Hi every1. I am reading a book on gridding that does not prove many of the mathematical theorems that it uses. One of the theorems claims that the inverse of the jacobi matrix (defined as a matrix whose (i,j)-entry is di-x(i)/di-shi(j) is a matrix whose (i,j)-enties are given by di-shi(i)/di-x(j). I can see how the product of these matrices gives 0s for off diagonal entries but I can't prove that the elements on the main diagonal of the product are 1. Does anyone know a proof? Thx.

mehdi August 7, 2000 05:30

Re: Gridding
What is the title of the book and at any page you have problems.

your message is nt clear: di-x(i)/di-shi(j) ?? shi ??

Damian Va August 7, 2000 11:41

Re: Gridding
The title of the book is "Grid Generation Methods" by Vladimir D. Liseikin, 1999, and the publisher is Springer. shi is how I pronounce the Greek letter used to label the curvilinear coordinates (the correct pronounciation may be xi?)
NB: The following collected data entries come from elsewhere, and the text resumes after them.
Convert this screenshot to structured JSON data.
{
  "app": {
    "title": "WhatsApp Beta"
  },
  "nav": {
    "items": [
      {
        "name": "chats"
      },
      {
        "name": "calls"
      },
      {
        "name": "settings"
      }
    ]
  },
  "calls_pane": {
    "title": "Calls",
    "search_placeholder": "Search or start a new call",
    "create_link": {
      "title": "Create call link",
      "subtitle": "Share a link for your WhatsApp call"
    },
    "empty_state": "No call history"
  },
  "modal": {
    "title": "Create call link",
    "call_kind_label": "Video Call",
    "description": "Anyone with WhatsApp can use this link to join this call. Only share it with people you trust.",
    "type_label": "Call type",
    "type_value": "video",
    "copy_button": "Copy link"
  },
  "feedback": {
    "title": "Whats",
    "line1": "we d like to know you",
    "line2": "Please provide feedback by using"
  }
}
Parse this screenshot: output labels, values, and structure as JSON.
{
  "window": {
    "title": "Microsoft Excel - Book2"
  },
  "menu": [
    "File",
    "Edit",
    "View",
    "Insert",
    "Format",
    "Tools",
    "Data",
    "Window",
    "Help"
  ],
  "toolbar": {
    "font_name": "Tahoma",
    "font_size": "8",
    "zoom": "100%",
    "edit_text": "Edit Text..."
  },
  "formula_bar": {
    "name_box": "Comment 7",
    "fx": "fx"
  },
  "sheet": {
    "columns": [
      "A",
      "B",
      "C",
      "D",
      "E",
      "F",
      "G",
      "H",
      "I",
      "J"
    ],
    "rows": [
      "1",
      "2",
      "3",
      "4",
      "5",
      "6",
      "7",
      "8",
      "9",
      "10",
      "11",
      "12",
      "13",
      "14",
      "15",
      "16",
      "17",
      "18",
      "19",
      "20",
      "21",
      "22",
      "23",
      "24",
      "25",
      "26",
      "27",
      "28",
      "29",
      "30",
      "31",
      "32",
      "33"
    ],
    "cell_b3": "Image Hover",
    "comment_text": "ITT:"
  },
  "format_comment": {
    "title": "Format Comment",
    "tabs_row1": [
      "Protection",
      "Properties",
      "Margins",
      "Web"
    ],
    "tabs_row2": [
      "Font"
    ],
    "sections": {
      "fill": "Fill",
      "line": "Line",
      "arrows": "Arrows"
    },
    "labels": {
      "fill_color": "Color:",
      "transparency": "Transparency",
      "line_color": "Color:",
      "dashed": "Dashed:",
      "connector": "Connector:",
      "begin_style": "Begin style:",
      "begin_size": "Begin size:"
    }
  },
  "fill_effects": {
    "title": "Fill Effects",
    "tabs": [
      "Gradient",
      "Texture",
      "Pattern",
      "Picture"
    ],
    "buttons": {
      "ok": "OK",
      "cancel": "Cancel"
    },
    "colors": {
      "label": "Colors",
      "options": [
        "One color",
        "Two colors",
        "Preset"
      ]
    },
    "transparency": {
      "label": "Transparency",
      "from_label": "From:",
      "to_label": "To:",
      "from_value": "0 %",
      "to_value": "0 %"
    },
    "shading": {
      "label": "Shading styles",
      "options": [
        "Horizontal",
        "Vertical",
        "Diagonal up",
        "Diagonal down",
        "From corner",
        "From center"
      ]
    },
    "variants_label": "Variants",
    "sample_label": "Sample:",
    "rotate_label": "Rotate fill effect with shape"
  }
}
Damian Va August 7, 2000 11:43

Re: Gridding
And the discussion is on page 32.

John C. Chien August 7, 2000 16:13

Re: Gridding
(1). There is a very good book on numerical grid generation, free online, by Prof. Joe Thompson, which includes a lot of math and derivations. (2). The nomenclature used is somewhat different from others, but you can pick up any advanced calculus book to help you understand these geometry related coordinate transformation. (3). Basicall, these are related to the coordinates, distance, area and volume between transformation. (between two coordinate systems) (4). (finite volume approach uses only one coordinate system, thus they bypass the basic math.) I don't have your book, so I can't help directly. Try Joe Thompson's free internet book on grid generation.

mehdi ben elhadj August 8, 2000 04:56

Re: Gridding
I don't find your book but I want to propose you something better.

you can write your question on "Math Forum" on

Best Regards

clifford bradford August 8, 2000 11:31

Re: Gridding
many of the theorems used in grid transformations are to be found in your introductory calculus book. a good one is the one everybody uses here in US colleges with the violin on the cover.